Deux intervenantes de la DPJ ont «manqué d'objectivité, d'impartialité, de courtoisie et d'ouverture» en «prenant parti» pour la mère dans un dossier de protection de la jeunesse.

C'est ce que conclut la Cour supérieure dans un récent jugement en matière civile. Un père et sa nouvelle conjointe avaient poursuivi la Direction de la protection de la jeunesse (DPJ) de la Montérégie et deux de ses intervenantes.

La juge Marie-Christine Laberge reconnaît que «les comportements des intervenantes ont été fautifs à plusieurs égards», mais elle a néanmoins rejeté la demande du père parce qu'une clause d'immunité protège la DPJ de toute responsabilité civile.

L'affaire a commencé à la fin des années 90, lorsque le père et la mère se sont séparés. Leur fille avait 3 ans et leur fils, 2 ans. La mère a d'abord eu la garde parce que le père avait quitté la résidence familiale à la suite d'incidents de violence entre les parents.

En juin 1998, la Cour supérieure a confié la garde au père après que deux psychologues l'eurent recommandé. La mère avait des comportements «narcissiques». Le père, policier, était «impulsif et coléreux», mais il avait la capacité de s'occuper des enfants.

La mère a vu ses enfants un week-end sur deux pendant deux ans. En juin 2000, elle a cessé de se présenter sans fournir d'explications. Elle ne les a pas revus pendant quatre ans.

En décembre 2003, les enfants, âgés de 9 et 10 ans, ont dit à leur enseignant que leur père était violent avec eux. La direction de l'école a avisé la DPJ, qui a retiré la garde des enfants au père pour la confier à la mère, qui habitait en Ontario.

Malgré les démarches de l'avocate du père, la DPJ a refusé de consulter le rapport d'expertise des deux psychologues. Même si les enfants réclamaient la garde partagée, on ne la leur a pas accordée. «Les intervenantes du DPJ sont fermées à toute solution, écrit la juge Laberge. On préfère croire à la violence.»

Un an plus tard, le tribunal de la jeunesse a confié les enfants à une famille d'accueil au motif que les comportements de la mère compromettaient leur sécurité et leur développement. Le juge a conclu que les enfants avaient «élaboré un stratagème» pour revoir leur mère en racontant que leur père était violent avec eux. En effet, le fils a rapidement admis qu'il avait menti, mais les intervenantes ne l'ont pas cru.

Dans les mois suivants, les enfants sont retournés vivre chez leur père et leur belle-mère.

Certaines attitudes des intervenantes sont «inadmissibles», selon la juge Laberge.

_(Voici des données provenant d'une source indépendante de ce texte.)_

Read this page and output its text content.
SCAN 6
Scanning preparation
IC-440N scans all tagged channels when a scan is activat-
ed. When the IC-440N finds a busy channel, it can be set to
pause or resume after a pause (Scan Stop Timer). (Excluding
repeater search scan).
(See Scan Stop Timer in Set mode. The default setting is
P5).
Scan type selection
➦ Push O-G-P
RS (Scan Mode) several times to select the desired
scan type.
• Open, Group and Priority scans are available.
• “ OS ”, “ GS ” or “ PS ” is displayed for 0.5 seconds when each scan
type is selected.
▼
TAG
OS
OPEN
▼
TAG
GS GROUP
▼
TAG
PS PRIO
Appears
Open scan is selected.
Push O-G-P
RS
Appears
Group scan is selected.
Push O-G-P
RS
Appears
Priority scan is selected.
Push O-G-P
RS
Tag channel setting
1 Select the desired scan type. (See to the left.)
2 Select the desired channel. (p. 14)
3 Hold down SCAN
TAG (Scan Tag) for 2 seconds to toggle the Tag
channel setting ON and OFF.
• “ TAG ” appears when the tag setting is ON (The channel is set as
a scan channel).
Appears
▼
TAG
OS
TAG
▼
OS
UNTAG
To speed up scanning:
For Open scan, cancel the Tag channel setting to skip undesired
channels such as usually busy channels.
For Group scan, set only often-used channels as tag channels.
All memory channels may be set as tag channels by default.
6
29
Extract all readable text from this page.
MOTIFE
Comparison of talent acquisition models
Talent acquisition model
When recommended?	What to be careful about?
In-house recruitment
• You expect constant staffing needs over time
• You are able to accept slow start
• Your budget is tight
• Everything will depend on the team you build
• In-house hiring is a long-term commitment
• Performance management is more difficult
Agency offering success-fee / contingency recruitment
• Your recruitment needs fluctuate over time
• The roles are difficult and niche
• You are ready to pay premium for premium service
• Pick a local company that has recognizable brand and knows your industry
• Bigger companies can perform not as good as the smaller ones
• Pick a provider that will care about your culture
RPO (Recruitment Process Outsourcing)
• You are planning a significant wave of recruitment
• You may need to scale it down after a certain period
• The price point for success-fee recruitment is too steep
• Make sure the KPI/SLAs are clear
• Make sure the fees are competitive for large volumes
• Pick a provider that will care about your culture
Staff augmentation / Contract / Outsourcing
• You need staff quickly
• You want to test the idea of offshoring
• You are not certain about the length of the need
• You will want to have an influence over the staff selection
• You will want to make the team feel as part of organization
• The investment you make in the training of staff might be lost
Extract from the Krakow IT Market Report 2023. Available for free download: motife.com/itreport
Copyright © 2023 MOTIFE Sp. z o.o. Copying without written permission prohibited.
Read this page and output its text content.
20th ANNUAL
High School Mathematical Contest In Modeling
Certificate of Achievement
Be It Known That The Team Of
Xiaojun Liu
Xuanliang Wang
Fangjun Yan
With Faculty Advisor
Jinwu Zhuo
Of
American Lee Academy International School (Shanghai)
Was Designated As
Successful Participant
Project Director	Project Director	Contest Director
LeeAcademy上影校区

Elle leur reproche de n'avoir tenu aucun compte de la version du père, d'avoir posé des questions suggestives aux enfants, de ne pas leur avoir fourni des soins psychologiques et d'avoir étiré le processus.

Clause d'immunité

«Le Tribunal estime que tant les séquelles psychologiques que les inconvénients vécus seraient adéquatement compensés par l'attribution d'une somme de 25 000$ à chacun des demandeurs et 15 000$ à chacun des enfants, écrit la juge. Cependant, le Tribunal en vient à la conclusion que le DPJ n'est pas responsable de ces dommages en raison de la clause d'immunité qui le protège.»

Selon la magistrate, l'immunité s'applique parce que rien ne prouve que les intervenantes ont agi de «mauvaise foi». De plus, elle conclut que, au début, la DPJ avait des motifs «raisonnables et probables» de croire que les enfants étaient victimes de violence.

Alain Roy, professeur de droit de l'enfant et de la famille à l'Université de Montréal, estime quant à lui que les intervenantes ont agi de mauvaise foi. «Je suis tenant d'une interprétation plus restrictive de la notion d'immunité, dit-il. Notre système de protection n'est pas là pour consolider des gâchis, il est là pour les prévenir.»

Le centre jeunesse de la Montérégie a pris «bonne note» du jugement et des critiques à l'égard de toutes les parties, a indiqué sa porte-parole, Chantal Huot. «On ne partage pas nécessairement toutes ses conclusions, mais on va s'assurer à l'interne que certains processus soient amendés», a-t-elle dit.